The Book of London Place Names by Caroline Taggart says the name is actually more likely due to the soil used as footing (not to a corruption of royal). “As for the name of the ‘row’ or avenue, the commonly held view that it derived from the French route du roi, ‘road of the king’, seems unlike to be true. After all, William III [on the throne at the time] was Dutch and spent much of his reign at war with France: French was not the fashionable language at the time. More probable is that ‘rotten’ was simply a colloquial description of the row’s sandy, gravelly soil — the OED [Oxford English Dictionary] gives this definition, current at the period: ‘of ground, soil, etc.: lacking structure or cohesion; excessively soft. loose, or boggy’.”
Kathryn Kane at the Regency Redingote says the name Rotten Row dates to about 1780.. However, it became public in 1730, so it might have been called that before 1780. [The Regency Redingote site is excellent for a more detailed history of how the road names changed and how the Rotten Row came into existence.]

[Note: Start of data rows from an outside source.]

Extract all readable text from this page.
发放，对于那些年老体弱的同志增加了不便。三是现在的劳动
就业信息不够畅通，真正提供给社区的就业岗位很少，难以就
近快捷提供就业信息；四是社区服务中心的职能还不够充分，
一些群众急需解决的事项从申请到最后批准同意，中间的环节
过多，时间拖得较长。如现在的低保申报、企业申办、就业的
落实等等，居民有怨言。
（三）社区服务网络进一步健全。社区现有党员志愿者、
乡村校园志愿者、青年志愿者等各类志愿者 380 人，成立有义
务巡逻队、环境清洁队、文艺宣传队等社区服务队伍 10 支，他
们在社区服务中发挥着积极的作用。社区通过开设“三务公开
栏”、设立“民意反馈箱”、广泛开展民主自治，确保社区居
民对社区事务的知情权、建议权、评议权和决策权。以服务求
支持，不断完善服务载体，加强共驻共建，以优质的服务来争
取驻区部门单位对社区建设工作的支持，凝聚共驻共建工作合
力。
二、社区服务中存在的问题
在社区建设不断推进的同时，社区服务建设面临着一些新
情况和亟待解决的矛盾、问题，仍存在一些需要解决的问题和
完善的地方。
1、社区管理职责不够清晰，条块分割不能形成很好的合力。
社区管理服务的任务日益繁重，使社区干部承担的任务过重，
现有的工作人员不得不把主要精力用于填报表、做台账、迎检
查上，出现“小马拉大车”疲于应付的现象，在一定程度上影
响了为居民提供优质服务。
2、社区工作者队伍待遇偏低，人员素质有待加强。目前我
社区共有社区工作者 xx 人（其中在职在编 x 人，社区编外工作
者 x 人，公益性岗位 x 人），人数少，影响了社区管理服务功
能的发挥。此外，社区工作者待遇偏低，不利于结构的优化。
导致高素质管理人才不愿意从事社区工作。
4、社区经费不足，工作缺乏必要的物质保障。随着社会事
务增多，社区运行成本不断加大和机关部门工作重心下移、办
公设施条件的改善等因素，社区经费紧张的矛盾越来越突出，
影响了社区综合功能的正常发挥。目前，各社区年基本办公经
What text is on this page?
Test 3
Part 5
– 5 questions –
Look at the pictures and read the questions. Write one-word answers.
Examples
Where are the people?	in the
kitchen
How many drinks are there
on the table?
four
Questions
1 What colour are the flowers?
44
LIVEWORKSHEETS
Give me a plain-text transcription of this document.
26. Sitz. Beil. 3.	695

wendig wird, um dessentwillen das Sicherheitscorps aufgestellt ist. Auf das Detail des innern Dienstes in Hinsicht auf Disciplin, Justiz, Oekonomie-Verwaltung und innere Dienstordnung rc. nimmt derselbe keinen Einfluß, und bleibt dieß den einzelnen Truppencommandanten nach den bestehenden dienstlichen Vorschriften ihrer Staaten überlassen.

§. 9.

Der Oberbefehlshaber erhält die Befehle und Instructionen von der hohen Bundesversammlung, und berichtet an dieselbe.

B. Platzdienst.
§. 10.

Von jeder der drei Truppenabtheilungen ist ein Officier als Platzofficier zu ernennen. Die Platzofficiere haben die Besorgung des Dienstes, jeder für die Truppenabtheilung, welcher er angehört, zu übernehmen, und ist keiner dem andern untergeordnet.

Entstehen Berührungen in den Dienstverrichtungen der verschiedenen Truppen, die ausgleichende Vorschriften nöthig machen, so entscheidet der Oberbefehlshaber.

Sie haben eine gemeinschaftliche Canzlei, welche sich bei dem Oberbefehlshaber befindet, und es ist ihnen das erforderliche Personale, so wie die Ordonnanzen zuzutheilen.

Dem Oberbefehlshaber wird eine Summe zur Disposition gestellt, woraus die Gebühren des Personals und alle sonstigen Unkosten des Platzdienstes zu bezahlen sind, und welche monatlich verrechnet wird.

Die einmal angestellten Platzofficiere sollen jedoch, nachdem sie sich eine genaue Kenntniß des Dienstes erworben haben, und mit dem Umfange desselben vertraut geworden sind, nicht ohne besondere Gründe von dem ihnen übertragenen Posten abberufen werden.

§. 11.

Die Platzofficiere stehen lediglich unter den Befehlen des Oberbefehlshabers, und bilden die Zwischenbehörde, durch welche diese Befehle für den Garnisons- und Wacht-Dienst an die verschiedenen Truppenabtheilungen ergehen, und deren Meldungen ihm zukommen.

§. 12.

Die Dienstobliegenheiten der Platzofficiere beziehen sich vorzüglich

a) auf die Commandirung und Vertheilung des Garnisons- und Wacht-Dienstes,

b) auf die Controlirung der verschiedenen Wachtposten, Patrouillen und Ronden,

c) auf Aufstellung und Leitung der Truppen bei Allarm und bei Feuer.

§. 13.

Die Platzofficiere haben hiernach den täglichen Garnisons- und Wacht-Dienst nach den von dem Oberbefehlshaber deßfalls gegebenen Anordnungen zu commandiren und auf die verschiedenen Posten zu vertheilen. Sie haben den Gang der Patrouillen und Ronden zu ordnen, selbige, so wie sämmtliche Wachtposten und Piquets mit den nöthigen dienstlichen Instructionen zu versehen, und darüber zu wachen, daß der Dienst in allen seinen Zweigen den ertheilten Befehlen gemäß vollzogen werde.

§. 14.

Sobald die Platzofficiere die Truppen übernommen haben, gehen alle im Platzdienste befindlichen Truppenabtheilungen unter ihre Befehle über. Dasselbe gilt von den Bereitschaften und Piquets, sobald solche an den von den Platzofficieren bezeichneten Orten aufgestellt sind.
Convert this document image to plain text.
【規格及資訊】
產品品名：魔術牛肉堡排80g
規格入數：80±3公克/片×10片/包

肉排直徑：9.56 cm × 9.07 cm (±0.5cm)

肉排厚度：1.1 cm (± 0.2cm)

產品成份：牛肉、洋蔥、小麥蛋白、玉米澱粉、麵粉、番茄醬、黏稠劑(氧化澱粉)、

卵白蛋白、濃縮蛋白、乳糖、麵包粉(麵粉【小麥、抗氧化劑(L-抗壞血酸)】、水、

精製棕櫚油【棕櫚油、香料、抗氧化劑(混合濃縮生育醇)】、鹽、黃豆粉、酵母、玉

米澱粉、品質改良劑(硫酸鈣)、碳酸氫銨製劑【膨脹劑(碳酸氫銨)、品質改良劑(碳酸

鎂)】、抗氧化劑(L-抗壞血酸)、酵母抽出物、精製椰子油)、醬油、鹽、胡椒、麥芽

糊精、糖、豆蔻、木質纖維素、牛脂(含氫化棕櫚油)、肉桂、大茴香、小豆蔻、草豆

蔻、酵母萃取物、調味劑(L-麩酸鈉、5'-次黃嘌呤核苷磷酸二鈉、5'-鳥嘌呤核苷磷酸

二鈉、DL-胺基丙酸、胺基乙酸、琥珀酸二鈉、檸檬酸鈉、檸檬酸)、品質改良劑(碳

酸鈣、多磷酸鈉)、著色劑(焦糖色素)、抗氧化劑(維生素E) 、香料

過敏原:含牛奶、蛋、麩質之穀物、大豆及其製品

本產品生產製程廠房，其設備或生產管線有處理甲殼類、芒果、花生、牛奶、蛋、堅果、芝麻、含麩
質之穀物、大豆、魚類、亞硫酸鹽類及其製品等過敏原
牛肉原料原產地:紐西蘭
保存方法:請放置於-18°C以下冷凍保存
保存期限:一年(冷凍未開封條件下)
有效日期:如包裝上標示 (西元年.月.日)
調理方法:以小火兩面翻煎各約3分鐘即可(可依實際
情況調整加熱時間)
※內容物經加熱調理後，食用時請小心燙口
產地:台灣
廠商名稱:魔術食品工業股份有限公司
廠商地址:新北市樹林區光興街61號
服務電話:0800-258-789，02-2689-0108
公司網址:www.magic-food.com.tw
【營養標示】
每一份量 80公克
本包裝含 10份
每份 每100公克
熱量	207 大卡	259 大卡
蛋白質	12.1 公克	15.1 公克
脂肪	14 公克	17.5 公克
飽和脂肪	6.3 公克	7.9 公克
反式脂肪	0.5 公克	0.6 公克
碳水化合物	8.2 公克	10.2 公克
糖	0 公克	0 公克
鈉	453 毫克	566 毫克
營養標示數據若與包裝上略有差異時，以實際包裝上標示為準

The site Friends of Rotten Row (who support Southport, near Liverpool, not the London route) tell us, “The name ‘Rotten Row’ is traceable to the mid-nineteenth century. It certainly derives its unusual name from the Rotten Row in Hyde Park, London, which is a broad straight road or walkway along the southern edge of the park, originally used for horse-riding and laid out at the end of the seventeenth century. There are several alternative theories about the name ‘Rotten Row’ (of which there are over fifteen examples in England):
a) a place where there was once a row of tumbledown cottages infested with rats (raton), and of medieval derivation
b) a corruption of rotteran (to muster), and therefore a place where the militia paraded
c) Ratten Row meaning ‘roundabout way’
d) Route du roi (thus, the king’s or royal road)
e) rotten because of the soft material with which the road was covered”
The track, which is 1,384 metres in length leads from Hyde Park Corner to Serpentine Road. During the late Georgian Period, Rotten Row was a fashionable place for the ton, England’s upper class, to be seen horseback riding. Even today, Londoners can ride their horses along the stretch.
Rotten Row came into existence at the end of the 17th Century, under the reign of William III. It was designed to provide a faster and safer means to travel between St James Palace and Kensington Palace. It was wide enough for three carriages to pass each other easily, and it was the first highway to be artificially lit in Britain. Some 300 oil lamps were used to ward off highwaymen and to make the pathway more appealing.
In the 18th and the 19th Century, it was not uncommon to find the aristocracy/gentry enjoying a picnic along the pathway. Wikipedia tells us that the adjacent South Carriage Drive was used by society people in carriages to be seen. This was especially helpful to those who did not ride.
The information site goes on to say, “A Royal plaque commemorating 300 years of Rotten Row was erected in 1990.
“ROTTEN ROW – The King’s Old Road, Completed 1690
This ride originally formed part of King William III’s carriage drive from Whitehall to Kensington Palace. Its Construction was supervised by the Serveyor of their Majesties’ Roads, Captain Michael Studholme and it was the first lamp-lit road in the Kingdom. Designated as a public bridleway in the 1730’s, Rotten Row is one of the most famous urban riding grounds in the world.”